14h00, un samedi en plein mois de décembre. La température frôle les – 6 °C.
Je suis debout, en face de cet homme. J’entends derrière moi dans cette grande pièce surchaufée quelques murmures, chacun essayant de rester le plus discret possible.La foule est nombreuse, assise consciencieusement sur les chaises disposées en rang serré dans la salle. Certains n’ont pu trouver de chaises et sont postés debout, aux aguets, le long des murs. Je sens les larmes prêtes à couler sur certaines joues, l’émotion est palpable.
Je reviens à la réalité, regarde cet homme qui me fait face. Il a l’air calme, sur de lui, et me souris. Je n’arrive pas à lui rendre ce sourire, j’aimerai, mais voilà, je n’y arrive pas. J’ai chaud, très chaud. Ma cravate me sert, j’ai l’impression d’étouffer. J’ai toujours su gérer mon stress, mais aujourd’hui, il me déborde.
Je sens pourtant une présence à mes côtés, une présence rassurante. Il est la, avec moi, je suis prêt. Nous sommes prêts. L’homme va parler, il se racle la gorge, le silence dans la salle devient total.

« — M. M, voulez-vous prendre M. F, est ici présent pour légitime époux ? ».

Je prends une profonde inspiration. Tant de batailles depuis des années, tant de choses se sont déroulées pour ces 4 mots si simples.
Je le regarde, il est magnifique, il me sourit, il est confiant. Depuis le temps que nous vivons ensemble, il sait tout l’amour que j’ai pour lui. Il est sur de ce dernier, comme je suis sur du sien… Je lui souris, détourne mon regard vers le Maire et réponds, de manière la plus audible qu’il soit.

« — Oui, je le veux ».

« — Et vous M. F, voulez-vous prendre M. M, est ici présent pour légitime époux ? ».
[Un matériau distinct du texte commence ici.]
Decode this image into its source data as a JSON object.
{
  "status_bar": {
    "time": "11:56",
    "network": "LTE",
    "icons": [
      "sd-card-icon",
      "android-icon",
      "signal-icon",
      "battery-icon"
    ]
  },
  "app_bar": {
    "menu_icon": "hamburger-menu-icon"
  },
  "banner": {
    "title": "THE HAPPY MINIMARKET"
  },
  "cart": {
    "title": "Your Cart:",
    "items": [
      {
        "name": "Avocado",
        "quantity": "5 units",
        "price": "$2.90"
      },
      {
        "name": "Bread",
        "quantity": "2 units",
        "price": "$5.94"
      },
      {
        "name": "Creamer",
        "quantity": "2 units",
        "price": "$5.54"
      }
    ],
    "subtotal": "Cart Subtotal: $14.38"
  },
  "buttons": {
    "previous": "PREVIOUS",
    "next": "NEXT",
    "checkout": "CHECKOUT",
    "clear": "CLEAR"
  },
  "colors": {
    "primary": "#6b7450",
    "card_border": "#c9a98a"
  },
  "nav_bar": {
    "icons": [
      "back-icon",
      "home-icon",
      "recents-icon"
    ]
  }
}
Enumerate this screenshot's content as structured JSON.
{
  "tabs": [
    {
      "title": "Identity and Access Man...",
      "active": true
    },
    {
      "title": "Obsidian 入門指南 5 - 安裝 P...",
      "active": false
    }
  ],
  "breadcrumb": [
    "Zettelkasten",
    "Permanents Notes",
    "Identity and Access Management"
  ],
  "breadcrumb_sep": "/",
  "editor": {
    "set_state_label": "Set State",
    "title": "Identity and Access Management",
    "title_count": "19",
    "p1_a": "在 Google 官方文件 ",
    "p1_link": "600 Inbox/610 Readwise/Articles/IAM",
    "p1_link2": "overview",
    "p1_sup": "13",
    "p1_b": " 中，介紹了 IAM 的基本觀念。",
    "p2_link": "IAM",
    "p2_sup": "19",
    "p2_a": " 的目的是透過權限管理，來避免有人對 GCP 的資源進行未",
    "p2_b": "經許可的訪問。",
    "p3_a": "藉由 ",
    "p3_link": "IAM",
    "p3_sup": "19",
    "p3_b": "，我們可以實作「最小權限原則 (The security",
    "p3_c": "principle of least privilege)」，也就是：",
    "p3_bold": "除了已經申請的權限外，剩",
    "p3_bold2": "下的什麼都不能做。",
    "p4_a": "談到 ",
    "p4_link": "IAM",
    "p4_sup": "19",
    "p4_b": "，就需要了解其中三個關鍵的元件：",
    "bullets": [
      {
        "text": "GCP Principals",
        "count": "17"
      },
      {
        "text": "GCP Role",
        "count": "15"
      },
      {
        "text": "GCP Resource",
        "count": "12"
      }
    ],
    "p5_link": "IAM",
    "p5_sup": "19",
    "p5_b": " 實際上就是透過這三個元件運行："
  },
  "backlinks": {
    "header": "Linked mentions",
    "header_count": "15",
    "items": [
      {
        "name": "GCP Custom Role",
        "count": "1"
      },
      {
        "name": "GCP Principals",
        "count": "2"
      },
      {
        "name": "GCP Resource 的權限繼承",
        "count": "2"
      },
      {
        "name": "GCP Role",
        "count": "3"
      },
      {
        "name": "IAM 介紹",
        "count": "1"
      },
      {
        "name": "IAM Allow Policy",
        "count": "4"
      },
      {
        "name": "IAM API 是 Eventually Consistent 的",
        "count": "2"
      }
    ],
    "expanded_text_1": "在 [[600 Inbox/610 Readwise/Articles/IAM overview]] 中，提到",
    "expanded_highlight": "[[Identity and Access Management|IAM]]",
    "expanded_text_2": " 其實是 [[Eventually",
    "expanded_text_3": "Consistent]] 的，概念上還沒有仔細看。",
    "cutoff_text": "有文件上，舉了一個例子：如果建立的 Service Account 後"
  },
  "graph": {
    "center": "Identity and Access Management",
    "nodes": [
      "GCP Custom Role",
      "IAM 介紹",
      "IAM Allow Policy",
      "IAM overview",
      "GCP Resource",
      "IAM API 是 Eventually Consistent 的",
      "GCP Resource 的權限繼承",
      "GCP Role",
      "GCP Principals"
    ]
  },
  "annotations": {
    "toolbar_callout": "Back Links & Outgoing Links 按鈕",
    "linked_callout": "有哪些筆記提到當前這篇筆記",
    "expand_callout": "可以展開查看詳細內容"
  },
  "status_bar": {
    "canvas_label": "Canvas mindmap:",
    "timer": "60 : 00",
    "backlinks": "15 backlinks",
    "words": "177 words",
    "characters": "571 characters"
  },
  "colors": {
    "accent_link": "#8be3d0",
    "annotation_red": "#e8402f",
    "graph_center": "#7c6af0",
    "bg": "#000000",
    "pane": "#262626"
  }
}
Aucune hésitation de sa part. Il me sourit et me regarde droit dans les yeux en récitant sa réponse.

« — Oui, je le veux ».

Nos familles et amis sont silencieux, quelques flashs crépitent à droite et à gauche. La tension est toujours aussi palpable, ma mère a sorti son mouchoir en papier, elle va l’utiliser, je le sais.

F. Me prend la main et ramène à la réalité. Il me regarde, on dirait un ange. Je lui souris, je peux enfin sourire. J’ai l’impression que l’on ne fait qu’un, je n’entends pas le Maire, je ne vois plus les flashs. Je me détends, le bonheur prend le pas sur le stress.
Je suis le plus heureux des hommes, main dans la main avec l’homme que j’aime. Je l’épouse.

« — En vertu des pouvoirs qui me sont conférés par la loi, vous, M. M, et vous, M. F, je vous déclare maintenant unis par les liens du mariage. »

F. me tend la main gauche, et doucement, je passe à son doigt son alliance. La vraie, après celles que nous nous étions offertes pour notre PACS. À mon tour, je lui donne ma main et l’observe m’habiller de ce bijou si précieux à mes yeux.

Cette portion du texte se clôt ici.